O GLOBO - 06/03
O Eike Batista quer tirar proveito daquilo que a Lota previu: a ‘extrema leviandade dos poderes públicos’
Senhor prefeito do Rio de Janeiro,
Escrevo-lhe com autoridade: fui eu quem fiz o Aterro do Flamengo. Se não fosse a maluca da Lota Macedo Soares, miúdo vulcão de amor à cidade, aquilo seria um carrascal, parecido com as avenidas marginais dos rios de São Paulo. Foi ela quem concebeu a maravilha e eu quem pedi ao Instituto do Patrimônio Histórico, em 1964, que tombasse o parque. Tombado, não pode ter edificações adicionais que comprometam o seu espírito de área pública.
Aquela terra é do povo carioca. No governo do general Figueiredo, numa das tenebrosas transações da ditadura que ajudei a criar, ele transferiu a posse da área da Marina para a prefeitura do Rio e esta, concedeu-a a um grupo privado. Em bom português: surrupiaram um pedaço do parque. (De vez em quando vejo o Figueiredo por aqui. A Lota já tentou bater nele, mas o sujeito só conversa com cavalos.)
A “extrema leviandade” dos poderes públicos transformou a área da Marina num mafuá e agora o filho do Eliezer Batista, a respeito de quem nada digo, porque não se pode contar aí o que se ouve por cá, anuncia que pretende revitalizá-la.
Quer construir um shopping center (50 lojas), um estacionamento (600 vagas) e um centro de convenções com capacidade para 900 pessoas anexos ao Hotel Glória, que é dele. Sei da extensão dos poderes do moço e lastimo que o senhor esteja fora dessa discussão. (Sei também que circula com assessores que carregam numa sacola o projeto do doutor, defendendo-o.) O Iphan de Brasília teria dado um sinal verde preliminar ao projeto. A Lota, com sua fúria habitual, não entende como a presidente do Instituto, Jurema Machado, deixou a bola passar, pois numa reunião, há anos, lembrou que as obras, mesmo abaixo do nível do chão, poderiam impactar a intensidade do uso do parque. Há mais de vinte anos, conselheiros do Iphan usam a palavra “privatização” para condenar a velhacaria. Eu não gosto disso, porque tenho horror ao PT. O que não não devemos aceitar é que se tome ao povo um espaço que é dele, transformando-o num empreendimento comercial. O senhor sabe que o Rio precisa de centros de convenções. Sabe também que há um espaço reservado ao lado da estação da Leopoldina exatamente para isso. Sabe mais: que iniciativas desse tipo estimulam a revitalização de áreas degradadas, como fez Nova York com o Javits Center. O Aterro não está degradado, degradados estão os interesses que degradam-no.

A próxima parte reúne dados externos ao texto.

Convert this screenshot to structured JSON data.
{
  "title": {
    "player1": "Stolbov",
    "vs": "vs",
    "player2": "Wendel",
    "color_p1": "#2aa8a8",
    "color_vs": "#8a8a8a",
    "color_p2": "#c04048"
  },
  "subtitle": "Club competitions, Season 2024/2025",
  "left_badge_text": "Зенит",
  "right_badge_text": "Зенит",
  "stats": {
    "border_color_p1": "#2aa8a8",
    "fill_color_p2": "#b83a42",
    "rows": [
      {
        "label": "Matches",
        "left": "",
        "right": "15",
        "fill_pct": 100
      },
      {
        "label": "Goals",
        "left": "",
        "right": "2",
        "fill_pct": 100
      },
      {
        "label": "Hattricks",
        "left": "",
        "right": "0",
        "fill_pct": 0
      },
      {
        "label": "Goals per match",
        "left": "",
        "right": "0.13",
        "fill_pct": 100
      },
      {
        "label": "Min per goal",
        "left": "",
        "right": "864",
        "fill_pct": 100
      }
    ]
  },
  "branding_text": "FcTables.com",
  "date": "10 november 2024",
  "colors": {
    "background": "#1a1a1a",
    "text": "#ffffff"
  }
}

O filho do Eliezer diz que fez um concurso internacional de arquitetura para escolher o projeto. O senhor acredita? Se o Iphan não defende o patrimônio da cidade, o senhor deve protegê-la. Basta zerar o velho cambalacho. Se o moço quer fazer uma marina, pode juntar-se à prefeitura. Esquece o centro de convenções, joga fora o estacionamento e põe as lojas no Hotel Glória. Peçamos a arquitetos de todo o mundo uma marina simples, pública.
Os mafuás erguidos no parque, e são muitos, nasceram do interesse predador de empresários amigos de presidentes, governadores e prefeitos. Eles são apenas espertos. Responsabilizá-los pela nossa leviandade é uma injustiça. Vá à luta. Defenda o parque que dei à cidade.
Saudações de um governante que amou o Rio, e é visto assim, mesmo por aqueles que o chamavam de Corvo.